Bez względu na pogodę, spacer wąwozem dostarcza dużej przyjemności. Wysokie na 150 metrów skały, ciekawa roślinność, rześkie powietrze i wygodna ścieżka (szlak żółty) to główne atuty. Trasa zaczyna się w Hrensku, gdzie kupujemy bilet wstępu i dostajemy mapkę okolicy. Po około 20 minutach spokojnej wędrówki, dochodzimy do przystani. Tu czekają łodzie i przewoźnicy. Podczas kilkunastominutowego „rejsu” opowiadają oni, po czesku, niemiecku lub angielsku, historię terenów, podają nazwy charakterystycznych skał i atrakcji umieszczonych na trasie, takich jak Wodnik siedzący na brzegu i „wodospad” uruchamiany sznurkiem.
Dalszą część kanionu znowu pokonujemy pieszo i po półgodzinnym spacerze dochodzimy do drugiej przystani. Możemy tu kupić pamiątki czy napić się herbaty. Aby dostać się do Dzikiego Wąwozu ponownie musimy przepłynąć łodzią. Specjalnym telefonem na korbkę „przywołujemy” przewoźnika. Tym razem rejs jest krótki, po kilku minutach dopływamy do brzegu i ruszamy szlakiem przez Dziki Wąwóz. Jest on bardziej zarośnięty roślinnością niż Wąwóz Edmunda, stoją pokrzywione przez wiatr drzewa, a nawisy skalne nad ścieżką są dodatkową atrakcją.
Po wyjściu z kanionu, pieszo dostajemy się do miejscowości Mezni Louka, skąd busikiem wracamy do Hrenska.
Wycieczka Wąwozem Edmunda nie wymaga specjalnego wysiłku, trasa wiedzie praktycznie po płaskim terenie, nie ma wspinaczek i można ją pokonać tempem dostosowanym do własnych możliwości. Polecam każdemu 🙂
Dziękuję millotaurusowi za użyczenie zdjęć do relacji.
Z wielką przyjemnością zapoznałam się z przepięknym terenem który zwiedziliście. Dziękuję za wspaniałe zdjęcia. Zachęcacie do odwiedzin tego uroczego miejsca. A może plenerek w tej okolicy?. Gratuluję i pozdrawiam.
Krysiula, to ja dziękuję za przemiły komentarz i odwiedziny.

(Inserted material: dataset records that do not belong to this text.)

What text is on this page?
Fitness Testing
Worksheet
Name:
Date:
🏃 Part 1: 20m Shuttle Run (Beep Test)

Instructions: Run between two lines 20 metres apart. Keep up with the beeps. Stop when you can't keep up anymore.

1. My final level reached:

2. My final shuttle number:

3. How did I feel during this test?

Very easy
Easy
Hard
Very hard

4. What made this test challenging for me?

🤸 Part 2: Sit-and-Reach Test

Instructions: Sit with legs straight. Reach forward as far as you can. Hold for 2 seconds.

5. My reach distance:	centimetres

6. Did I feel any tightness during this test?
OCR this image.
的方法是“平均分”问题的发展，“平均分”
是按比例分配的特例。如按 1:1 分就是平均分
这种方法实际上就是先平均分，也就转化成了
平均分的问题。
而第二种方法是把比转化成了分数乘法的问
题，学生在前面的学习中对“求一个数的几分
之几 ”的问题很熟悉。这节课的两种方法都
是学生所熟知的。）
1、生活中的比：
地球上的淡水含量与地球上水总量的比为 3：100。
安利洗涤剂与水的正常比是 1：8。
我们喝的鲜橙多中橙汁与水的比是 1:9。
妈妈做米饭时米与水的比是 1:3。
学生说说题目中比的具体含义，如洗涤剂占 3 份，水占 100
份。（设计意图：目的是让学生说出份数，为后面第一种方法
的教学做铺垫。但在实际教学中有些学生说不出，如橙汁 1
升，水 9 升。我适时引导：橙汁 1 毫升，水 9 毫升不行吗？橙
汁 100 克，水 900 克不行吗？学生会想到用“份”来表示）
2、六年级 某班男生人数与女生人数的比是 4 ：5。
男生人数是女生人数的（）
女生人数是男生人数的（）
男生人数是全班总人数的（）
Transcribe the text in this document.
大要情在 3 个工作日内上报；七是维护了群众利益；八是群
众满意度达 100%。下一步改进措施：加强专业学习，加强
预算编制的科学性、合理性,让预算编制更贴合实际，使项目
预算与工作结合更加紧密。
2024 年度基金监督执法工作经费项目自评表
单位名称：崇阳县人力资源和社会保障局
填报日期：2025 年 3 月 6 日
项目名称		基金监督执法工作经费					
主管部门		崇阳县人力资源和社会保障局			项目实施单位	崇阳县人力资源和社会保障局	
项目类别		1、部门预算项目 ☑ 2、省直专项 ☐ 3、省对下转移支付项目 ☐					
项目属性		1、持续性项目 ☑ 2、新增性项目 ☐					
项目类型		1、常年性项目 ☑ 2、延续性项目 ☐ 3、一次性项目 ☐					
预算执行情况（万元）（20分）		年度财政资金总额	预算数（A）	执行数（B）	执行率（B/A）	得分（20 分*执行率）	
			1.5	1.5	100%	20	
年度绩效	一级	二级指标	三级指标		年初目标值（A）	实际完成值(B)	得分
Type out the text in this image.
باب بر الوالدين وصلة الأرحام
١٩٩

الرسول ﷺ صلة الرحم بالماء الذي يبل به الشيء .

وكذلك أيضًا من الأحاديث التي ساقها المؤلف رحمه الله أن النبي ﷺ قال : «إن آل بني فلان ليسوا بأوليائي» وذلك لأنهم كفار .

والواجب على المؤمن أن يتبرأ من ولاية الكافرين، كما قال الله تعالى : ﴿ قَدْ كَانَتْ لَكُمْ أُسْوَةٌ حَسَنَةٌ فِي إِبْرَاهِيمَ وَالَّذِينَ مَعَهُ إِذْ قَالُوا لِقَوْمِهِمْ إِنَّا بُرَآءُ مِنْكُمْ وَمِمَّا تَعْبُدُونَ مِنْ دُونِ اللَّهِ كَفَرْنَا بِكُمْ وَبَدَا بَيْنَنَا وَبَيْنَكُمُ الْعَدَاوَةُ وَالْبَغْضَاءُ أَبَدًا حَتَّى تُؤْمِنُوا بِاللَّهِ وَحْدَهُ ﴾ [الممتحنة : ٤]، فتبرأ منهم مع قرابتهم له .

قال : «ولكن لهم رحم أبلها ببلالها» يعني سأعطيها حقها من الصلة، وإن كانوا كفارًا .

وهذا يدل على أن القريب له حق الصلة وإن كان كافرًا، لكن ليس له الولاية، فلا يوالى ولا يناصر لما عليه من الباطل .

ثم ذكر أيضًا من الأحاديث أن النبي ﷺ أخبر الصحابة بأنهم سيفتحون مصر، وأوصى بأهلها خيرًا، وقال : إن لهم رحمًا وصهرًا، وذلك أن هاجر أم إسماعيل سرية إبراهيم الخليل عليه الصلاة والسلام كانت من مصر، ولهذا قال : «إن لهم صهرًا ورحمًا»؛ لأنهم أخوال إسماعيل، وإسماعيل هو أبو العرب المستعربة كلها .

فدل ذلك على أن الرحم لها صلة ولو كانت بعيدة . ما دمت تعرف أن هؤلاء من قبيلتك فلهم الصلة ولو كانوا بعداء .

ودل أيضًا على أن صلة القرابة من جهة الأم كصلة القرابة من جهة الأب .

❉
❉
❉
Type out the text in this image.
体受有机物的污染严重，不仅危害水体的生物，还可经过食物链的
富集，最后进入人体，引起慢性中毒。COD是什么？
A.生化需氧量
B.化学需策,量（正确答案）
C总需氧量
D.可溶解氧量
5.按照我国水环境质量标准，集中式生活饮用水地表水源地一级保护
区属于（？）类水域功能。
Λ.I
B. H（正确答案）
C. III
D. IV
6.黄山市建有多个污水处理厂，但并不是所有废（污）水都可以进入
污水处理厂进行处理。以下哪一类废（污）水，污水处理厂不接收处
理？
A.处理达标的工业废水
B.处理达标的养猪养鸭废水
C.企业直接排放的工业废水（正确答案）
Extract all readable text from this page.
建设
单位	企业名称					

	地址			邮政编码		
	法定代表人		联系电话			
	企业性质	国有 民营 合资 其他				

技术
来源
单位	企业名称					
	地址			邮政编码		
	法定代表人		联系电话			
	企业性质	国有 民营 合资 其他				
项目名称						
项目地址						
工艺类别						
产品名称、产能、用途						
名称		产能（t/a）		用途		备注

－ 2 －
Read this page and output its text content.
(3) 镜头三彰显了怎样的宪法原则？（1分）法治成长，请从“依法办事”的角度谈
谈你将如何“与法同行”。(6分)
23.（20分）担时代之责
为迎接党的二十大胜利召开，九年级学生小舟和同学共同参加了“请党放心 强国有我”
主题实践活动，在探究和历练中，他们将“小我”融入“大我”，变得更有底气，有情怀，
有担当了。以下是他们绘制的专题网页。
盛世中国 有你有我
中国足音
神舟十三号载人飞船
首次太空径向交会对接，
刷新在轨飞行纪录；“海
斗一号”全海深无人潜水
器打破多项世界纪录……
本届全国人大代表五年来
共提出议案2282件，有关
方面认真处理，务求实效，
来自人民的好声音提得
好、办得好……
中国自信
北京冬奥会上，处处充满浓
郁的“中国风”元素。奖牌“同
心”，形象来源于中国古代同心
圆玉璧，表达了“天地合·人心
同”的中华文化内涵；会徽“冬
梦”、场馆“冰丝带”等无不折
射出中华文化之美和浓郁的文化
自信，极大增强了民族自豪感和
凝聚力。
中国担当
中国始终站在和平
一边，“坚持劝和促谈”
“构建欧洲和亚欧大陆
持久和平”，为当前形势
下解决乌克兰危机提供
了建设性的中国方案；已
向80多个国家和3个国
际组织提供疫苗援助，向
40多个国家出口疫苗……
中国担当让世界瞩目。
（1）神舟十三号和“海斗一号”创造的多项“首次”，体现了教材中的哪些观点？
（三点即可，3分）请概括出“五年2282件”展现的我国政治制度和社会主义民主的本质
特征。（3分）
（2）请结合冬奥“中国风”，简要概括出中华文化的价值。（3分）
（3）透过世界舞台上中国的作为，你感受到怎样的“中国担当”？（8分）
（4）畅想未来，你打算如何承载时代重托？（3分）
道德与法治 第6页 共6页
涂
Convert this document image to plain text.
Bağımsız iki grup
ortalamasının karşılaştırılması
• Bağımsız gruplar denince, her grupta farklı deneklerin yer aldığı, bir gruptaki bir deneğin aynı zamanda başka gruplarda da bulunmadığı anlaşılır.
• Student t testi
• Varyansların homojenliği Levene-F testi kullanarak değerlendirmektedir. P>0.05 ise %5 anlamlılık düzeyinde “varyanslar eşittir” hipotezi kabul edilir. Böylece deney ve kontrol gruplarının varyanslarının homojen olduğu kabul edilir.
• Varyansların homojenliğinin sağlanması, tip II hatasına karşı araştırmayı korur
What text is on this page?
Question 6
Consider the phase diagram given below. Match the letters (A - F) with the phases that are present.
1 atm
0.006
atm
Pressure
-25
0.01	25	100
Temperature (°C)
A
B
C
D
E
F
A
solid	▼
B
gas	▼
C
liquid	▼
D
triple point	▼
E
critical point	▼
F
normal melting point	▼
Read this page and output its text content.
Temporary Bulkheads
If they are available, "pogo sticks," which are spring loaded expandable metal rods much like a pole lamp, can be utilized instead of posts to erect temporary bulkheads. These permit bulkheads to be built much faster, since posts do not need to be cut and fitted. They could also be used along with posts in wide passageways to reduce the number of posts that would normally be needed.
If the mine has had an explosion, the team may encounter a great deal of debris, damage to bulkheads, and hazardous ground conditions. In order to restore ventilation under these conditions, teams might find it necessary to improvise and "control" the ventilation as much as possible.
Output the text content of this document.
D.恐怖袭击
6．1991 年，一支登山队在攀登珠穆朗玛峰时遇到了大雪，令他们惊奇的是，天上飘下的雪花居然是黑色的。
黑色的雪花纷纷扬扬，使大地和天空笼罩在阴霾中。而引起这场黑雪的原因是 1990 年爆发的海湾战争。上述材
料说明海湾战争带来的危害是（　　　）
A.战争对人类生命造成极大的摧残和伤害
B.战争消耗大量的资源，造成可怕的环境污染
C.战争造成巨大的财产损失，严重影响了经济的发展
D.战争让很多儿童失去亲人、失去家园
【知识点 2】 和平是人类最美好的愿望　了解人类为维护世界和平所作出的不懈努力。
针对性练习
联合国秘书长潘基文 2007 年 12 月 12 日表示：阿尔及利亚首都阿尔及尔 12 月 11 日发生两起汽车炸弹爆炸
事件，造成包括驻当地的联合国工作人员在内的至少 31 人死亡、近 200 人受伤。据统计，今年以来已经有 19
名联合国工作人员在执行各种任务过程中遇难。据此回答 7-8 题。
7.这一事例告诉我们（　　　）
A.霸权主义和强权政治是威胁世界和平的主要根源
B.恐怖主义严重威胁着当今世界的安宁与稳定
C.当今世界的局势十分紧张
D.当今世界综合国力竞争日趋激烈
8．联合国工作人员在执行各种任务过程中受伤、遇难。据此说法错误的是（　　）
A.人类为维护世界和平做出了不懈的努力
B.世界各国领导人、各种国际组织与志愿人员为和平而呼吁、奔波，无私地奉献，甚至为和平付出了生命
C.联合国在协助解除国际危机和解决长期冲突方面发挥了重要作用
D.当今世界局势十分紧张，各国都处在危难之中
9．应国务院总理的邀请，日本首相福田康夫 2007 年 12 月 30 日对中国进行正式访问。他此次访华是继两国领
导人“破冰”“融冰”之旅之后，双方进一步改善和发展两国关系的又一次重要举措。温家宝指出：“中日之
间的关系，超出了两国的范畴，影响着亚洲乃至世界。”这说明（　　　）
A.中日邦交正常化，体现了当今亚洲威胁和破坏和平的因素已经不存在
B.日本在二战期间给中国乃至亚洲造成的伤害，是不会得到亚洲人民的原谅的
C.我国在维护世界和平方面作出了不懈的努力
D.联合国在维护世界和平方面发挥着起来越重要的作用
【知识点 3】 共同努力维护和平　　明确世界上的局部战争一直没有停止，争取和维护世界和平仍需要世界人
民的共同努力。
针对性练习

Wycieczka była bardzo udana, mimo mało fotograficznej pogody.
Nad plenerkiem pomyślimy 😉 Pozdrawiam cieplutko.
Dziękujemy Janeczko 🙂 Miejsce jest bardzo malownicze i ciekawe. Na szczęście byliśmy praktycznie sami na szlaku, więc spokojnie mogliśmy robić zdjęcia. Trasa jest prosta i przyjemna, warto się przejść tędy 🙂
ALE KLIMATYCZNE ZDJĘCIA! Jak wiecie (piszę do Was – fotoreporterów z gór!) mam ciemny monitor i pierwsze wrażenie, jak z filmów z Indiana Jonesem w roli głównej. Tylko patrzeć, jak jakaś potwora wyzione z ekranu 😉 Strasznie mi tęskno za takimi dzikimi oazami zieloności. Ostatnie chyba na Słowacji widziałam. Tak daaawno temu. Dziękuję za smakowity kąsek fotograficzny 🙂
—- po przerwie —
Zaskoczyło mnie wspomnienie Słowacji, której tu nie mam… Zajrzałam do panoramio. Wszystko jasne. To było w 2008 roku!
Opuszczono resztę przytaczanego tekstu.